In 2012, a parliamentary committee report on health and family welfare claimed that there was an “apparent nexus … between drug manufacturers and many experts” at the Central Drug Standard Control Organisation, India’s national regulatory body for pharmaceuticals and medical devices. Soon after, the Supreme Court directed that no new drug trials be allowed to begin unless they were conducted strictly under Schedule Y of the Drugs and Cosmetics Act.

This meant that the only trials allowed would address specific unmet medical needs in the country, where risk-and-benefit analysis had been conducted, and which related to an innovation pertaining to an existing therapy. Additional amendments also included limiting the number of trials an organisation could undertake in India, mandatory audiovisual recording of the informed consent process and reporting deadlines for serious adverse events experienced by trial participants.
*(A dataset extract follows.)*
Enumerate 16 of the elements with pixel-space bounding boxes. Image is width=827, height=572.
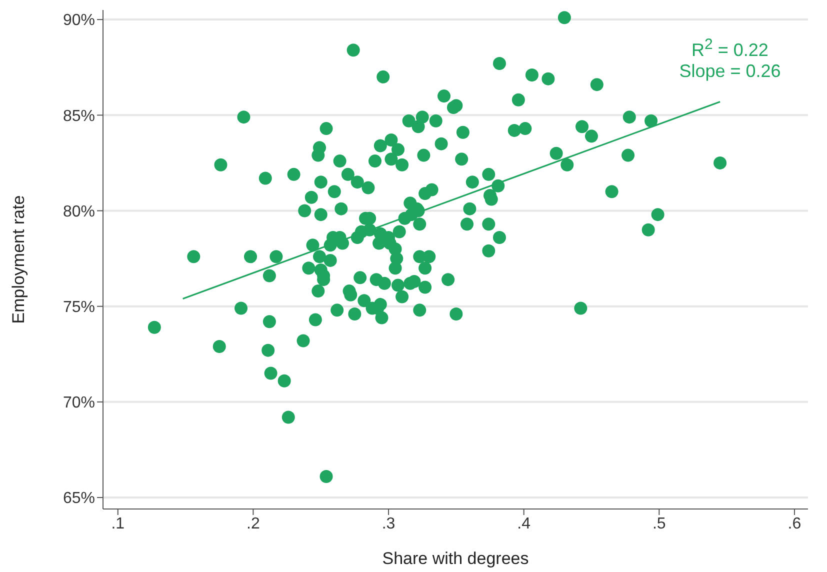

After these regulations were brought in, the number of new trials being performed in India plummeted. But since 2015, following pressure from pharmaceutical companies, many of these changes have been diluted. Now, the requirement for audiovisual recordings of consent procedures only applies to trials involving new chemical compounds or those of HIV and leprosy drugs. As a result, the clinical trials market in India has rallied and new reports of malpractice are surfacing each day.

Ethical clinical trials are, of course, vital to the advancement of medical research, but oversight in India leaves much to be desired. Regulations must once again be strengthened and robust laws introduced to prosecute medical practitioners guilty of breaches. A minimum payment to each participant should also be established and transparency maintained for all trials.

If such measures are not agreed upon and strictly enforced, India will continue to be used as a laboratory for the rest of the world. This cannot be allowed to happen.

Neha Dixit is an independent journalist based in New Delhi, India. She covers politics, gender and social justice in South Asia.